Study published in the Journal of Neuroscience finds that APP needs to work with Reelin.

A team of investigators discovered that amyloid precursor protein (APP) interacts with another protein known as Reelin to promote formation and maintenance of dendrites. Results are reported in the June 10 issue of the Journal of Neuroscience.

Reelin has been thought to be involved in stimulating growth of neuronal dendrites. It also has been implicated in some brain disorders, but up until now, little was known about how the protein interacts with APP, the scientists point out.

Trying to understand how APP works in the brain and the interplay with Reelin, the researchers studied neurons in culture. They found that adding Reelin increased the number of neurite connections that these cells sent out from the cell body to communicate with each other.
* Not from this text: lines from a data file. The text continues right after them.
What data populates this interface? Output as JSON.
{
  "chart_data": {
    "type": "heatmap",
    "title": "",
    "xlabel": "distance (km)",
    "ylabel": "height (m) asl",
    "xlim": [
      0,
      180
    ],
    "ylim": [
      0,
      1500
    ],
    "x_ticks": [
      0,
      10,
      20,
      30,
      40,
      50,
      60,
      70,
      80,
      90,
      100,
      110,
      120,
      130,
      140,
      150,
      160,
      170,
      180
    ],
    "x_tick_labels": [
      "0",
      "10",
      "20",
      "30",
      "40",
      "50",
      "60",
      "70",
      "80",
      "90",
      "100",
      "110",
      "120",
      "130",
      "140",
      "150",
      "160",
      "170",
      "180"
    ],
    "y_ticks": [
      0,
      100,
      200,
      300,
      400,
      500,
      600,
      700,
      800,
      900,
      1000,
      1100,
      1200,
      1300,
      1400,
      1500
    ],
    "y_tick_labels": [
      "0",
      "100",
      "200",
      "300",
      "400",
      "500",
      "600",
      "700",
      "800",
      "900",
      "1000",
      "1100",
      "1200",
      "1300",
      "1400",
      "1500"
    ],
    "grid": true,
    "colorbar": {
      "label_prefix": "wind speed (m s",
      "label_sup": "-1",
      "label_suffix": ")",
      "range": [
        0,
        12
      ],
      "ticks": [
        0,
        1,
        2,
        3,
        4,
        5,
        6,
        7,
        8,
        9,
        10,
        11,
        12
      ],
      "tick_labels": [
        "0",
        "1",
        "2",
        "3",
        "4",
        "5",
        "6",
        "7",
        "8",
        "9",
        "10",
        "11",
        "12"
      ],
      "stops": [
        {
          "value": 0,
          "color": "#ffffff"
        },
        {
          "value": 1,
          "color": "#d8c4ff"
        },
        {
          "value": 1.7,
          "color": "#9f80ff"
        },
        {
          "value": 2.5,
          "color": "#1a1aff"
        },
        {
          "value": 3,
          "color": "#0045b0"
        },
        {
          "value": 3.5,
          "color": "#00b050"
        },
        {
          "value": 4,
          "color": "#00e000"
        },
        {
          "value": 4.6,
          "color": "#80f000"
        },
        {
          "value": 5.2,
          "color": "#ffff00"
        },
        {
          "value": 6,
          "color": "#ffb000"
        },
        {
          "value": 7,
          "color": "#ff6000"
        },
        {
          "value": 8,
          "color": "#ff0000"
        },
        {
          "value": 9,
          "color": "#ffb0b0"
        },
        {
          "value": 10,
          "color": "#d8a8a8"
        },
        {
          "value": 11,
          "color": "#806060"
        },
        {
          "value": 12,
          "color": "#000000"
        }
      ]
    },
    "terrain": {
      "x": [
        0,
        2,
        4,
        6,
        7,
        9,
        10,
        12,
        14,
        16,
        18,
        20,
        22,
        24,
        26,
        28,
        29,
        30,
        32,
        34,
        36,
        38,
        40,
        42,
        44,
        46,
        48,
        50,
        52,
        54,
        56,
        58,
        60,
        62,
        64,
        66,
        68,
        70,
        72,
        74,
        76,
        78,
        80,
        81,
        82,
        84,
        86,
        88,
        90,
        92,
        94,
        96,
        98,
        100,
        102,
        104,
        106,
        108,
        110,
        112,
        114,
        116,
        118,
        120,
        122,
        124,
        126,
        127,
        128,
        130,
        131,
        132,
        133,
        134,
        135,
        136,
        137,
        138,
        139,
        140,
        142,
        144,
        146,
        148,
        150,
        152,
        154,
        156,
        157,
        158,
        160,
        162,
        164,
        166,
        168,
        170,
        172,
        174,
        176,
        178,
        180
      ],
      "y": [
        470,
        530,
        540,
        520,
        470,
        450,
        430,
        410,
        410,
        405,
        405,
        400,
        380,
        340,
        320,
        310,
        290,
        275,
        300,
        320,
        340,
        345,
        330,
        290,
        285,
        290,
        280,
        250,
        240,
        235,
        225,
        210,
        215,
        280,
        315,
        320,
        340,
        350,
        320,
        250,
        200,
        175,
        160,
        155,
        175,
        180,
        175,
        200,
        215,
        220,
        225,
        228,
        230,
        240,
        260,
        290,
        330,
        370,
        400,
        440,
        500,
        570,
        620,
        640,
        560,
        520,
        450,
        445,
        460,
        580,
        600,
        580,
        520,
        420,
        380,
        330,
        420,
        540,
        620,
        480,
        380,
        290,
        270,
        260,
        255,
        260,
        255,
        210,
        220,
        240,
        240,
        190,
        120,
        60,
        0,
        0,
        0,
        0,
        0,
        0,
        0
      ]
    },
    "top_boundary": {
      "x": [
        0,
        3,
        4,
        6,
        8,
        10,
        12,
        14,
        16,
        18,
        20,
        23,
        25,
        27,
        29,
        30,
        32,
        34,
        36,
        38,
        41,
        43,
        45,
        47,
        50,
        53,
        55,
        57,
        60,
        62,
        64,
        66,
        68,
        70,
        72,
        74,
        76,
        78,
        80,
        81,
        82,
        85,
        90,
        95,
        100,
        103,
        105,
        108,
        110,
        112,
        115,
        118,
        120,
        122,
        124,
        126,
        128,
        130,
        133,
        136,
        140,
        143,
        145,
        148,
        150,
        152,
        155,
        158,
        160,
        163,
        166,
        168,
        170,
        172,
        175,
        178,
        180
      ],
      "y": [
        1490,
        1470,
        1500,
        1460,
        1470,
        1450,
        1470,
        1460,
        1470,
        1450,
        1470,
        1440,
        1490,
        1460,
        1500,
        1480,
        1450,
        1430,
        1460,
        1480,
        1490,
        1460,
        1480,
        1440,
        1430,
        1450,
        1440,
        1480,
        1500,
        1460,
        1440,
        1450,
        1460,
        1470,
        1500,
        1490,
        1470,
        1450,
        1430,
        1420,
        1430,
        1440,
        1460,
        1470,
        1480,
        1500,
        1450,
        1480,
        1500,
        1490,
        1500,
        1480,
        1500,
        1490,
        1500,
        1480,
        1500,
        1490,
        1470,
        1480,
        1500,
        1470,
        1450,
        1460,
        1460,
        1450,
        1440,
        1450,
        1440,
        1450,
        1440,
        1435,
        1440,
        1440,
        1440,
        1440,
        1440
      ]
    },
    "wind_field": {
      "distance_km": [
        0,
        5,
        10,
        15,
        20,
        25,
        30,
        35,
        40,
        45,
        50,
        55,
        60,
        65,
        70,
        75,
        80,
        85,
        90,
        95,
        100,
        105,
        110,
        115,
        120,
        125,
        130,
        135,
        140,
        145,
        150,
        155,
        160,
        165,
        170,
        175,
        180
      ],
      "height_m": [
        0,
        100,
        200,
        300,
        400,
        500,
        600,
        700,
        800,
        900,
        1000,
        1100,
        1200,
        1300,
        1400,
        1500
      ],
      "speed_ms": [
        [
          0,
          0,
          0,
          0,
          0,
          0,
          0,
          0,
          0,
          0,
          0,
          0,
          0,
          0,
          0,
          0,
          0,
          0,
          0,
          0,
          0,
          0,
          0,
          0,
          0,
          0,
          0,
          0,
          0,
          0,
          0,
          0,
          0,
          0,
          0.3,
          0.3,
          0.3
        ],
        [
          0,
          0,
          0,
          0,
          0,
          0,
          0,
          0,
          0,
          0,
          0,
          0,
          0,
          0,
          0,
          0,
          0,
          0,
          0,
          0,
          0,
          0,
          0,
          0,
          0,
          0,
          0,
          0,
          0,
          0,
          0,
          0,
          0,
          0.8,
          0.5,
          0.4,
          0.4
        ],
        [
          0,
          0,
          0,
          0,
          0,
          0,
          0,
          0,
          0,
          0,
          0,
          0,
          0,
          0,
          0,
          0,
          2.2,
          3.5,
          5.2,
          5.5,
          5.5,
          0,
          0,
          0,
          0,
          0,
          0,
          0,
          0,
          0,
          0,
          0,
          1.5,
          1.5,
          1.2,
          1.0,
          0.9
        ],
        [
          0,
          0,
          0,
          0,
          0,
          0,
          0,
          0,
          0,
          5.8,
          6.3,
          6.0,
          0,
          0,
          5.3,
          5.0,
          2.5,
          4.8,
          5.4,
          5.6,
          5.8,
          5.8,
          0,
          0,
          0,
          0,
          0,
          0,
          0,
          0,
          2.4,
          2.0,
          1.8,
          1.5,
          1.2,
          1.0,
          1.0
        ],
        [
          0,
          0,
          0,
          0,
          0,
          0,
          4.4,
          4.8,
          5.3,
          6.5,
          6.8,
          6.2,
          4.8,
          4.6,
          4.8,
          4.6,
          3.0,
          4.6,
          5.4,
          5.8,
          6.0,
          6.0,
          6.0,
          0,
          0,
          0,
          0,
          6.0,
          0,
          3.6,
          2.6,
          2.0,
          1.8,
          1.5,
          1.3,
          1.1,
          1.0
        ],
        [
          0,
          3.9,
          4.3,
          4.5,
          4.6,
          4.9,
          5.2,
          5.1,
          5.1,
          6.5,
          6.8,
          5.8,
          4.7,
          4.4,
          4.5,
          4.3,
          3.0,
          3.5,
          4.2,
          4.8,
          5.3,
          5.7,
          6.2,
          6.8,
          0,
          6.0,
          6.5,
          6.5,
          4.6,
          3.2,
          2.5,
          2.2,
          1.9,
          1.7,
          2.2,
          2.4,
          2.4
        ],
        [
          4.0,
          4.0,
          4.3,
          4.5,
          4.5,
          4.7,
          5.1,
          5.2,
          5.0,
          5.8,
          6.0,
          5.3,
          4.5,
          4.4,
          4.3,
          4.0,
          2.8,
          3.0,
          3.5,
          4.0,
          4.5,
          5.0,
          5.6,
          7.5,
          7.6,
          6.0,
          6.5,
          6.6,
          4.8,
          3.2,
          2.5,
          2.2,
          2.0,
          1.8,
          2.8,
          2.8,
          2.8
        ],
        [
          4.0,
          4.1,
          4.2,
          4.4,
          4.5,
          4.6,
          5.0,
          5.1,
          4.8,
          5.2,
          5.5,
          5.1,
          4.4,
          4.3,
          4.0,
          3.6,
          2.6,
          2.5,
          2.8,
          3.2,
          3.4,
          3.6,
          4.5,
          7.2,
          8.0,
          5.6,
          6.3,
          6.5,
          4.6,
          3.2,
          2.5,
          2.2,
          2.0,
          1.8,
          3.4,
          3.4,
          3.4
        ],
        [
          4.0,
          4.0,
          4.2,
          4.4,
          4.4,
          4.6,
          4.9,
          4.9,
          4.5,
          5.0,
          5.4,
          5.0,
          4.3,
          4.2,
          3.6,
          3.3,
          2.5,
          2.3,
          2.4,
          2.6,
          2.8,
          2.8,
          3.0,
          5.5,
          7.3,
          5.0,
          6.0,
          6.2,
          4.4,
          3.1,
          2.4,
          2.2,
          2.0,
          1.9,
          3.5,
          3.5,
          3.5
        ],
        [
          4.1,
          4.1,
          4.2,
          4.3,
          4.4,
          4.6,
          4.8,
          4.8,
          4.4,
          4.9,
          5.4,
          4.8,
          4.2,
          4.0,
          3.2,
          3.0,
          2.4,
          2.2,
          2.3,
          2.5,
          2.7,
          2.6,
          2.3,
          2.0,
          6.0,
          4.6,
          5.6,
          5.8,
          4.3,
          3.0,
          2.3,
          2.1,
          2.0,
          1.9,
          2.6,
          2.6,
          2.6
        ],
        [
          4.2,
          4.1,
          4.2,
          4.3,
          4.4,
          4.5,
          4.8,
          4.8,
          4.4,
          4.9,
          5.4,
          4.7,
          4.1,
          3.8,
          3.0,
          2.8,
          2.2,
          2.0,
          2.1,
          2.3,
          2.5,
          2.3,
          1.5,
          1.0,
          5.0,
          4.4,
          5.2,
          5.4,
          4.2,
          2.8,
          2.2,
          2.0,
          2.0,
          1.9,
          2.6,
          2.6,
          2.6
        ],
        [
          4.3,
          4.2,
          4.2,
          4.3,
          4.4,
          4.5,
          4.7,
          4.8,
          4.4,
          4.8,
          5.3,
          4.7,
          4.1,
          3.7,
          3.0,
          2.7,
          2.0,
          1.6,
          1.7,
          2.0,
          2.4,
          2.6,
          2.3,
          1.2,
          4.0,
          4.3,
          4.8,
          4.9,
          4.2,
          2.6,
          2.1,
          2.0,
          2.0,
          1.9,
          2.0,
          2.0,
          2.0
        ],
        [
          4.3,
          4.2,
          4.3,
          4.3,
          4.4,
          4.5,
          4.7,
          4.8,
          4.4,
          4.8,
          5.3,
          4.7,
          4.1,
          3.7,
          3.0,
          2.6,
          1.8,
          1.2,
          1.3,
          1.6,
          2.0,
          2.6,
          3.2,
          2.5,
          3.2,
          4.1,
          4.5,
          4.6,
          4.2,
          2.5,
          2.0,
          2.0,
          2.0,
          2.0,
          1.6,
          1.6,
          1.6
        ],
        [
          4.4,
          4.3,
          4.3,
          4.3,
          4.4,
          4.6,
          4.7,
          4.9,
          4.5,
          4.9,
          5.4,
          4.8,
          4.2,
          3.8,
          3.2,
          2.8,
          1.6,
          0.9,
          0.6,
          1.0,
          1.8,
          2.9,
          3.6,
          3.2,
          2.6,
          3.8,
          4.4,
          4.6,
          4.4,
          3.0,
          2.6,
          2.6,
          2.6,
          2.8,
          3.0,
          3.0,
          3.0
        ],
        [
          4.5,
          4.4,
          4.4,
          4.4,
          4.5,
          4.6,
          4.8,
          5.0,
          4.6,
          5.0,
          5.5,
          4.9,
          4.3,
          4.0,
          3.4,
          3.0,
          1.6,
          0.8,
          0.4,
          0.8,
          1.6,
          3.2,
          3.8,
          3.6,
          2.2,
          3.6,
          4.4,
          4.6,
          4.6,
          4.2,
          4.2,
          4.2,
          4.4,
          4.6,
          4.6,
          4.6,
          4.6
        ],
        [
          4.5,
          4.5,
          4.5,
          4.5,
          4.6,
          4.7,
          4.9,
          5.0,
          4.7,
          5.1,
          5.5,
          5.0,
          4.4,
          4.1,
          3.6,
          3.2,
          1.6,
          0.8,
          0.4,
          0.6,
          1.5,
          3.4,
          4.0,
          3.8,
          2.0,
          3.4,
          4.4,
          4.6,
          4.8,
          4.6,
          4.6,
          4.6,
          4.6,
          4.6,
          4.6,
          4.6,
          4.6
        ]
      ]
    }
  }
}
However, these branches did not grow if APP was not available.

In mice experiments, they found that animals born without APP had increased levels of Reelin, and mice that overproduced APP had less Reelin. “This suggests that two molecules are necessary for a single function, and if you get rid of one of them, the other increases in order to drive that function,” says the study’s senior author, G. William Rebeck, Ph.D., associate professor in the department of neuroscience at Georgetown University Medical Center.

While Dr. Rebeck’s previous research found that APP is important for the stability of dendrites, this study shows that it is also key to their formation and maintenance. Findings may not be immediately applicable to the treatment of Alzheimer’s but help elucidate the workings of components related to the disease, he adds.